24 Jun 2012

Should tattooed ladies be allowed into Ascot?

Joanna Southgate's heavily tattooed arms caused a stir at Royal Ascot. Rachel Johnson and Sali Hughes debate whether tattoos should be banned from future events

ROYAL ASCOT, BRITAIN - 2000
Tattooed women caused controversy at this year's Royal Ascot. Photograph: Richard Young/Rex Features

So should females with tattoos be allowed or verboten at Ascot? Should tramp stamps be on view, and their owners permitted to penetrate the royal enclosure, that epicentre of social climbing during the especially rainy midsummer period still wistfully called The Season?

As editor-in-chief of the Lady, I would like to make my position on this important matter of etiquette crystal-clear. A discreet tattoo on your ankle is OK and you are more than welcome to trail around in your stilettos in the Berkshire mud for as long as you like. After all, if Ascot turned away all women with tattoos, Sam Cam wouldn't be allowed in the royal enclosure.

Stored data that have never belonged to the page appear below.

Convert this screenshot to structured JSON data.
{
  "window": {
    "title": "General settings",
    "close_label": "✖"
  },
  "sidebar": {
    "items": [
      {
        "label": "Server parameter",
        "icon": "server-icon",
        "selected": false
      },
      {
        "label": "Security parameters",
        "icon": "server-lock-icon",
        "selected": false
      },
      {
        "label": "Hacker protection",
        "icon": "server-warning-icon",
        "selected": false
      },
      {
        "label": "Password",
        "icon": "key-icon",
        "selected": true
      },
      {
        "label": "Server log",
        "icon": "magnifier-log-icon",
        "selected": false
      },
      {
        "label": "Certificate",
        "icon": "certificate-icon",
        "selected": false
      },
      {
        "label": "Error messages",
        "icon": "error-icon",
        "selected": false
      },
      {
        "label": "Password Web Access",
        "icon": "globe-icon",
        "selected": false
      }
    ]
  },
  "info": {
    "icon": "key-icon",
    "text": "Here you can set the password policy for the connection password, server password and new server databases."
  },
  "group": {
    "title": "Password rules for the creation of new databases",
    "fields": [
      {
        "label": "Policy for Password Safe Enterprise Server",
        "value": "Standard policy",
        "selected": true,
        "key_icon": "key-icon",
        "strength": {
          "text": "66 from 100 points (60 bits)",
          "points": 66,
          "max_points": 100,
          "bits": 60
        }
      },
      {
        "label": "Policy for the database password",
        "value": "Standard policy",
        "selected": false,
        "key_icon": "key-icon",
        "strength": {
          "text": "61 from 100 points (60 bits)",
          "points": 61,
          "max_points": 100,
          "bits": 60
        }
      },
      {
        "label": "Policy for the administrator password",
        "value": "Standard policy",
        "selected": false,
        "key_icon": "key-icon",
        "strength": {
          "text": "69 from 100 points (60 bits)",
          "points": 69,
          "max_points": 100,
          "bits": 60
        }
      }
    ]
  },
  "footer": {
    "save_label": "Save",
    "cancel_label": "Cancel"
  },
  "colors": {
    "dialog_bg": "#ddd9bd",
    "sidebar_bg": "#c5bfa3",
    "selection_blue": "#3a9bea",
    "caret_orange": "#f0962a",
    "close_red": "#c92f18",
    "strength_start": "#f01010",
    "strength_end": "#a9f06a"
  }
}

But when it comes to dressy, regal, social occasions and women sporting wide expanses of flesh inked with barenaked ladies and writhing octopi (as one race goer did) – nooooo! We don't want to see your "body art" any more than your thighs, thong or side-boobs. The dress code is there both to protect others from the unsightly, and help you preserve your own tattered shreds of dignity. The 2012 one demands that "midriffs should be covered". So should tattoos. Expect to see this enshrined in the 2013 rules.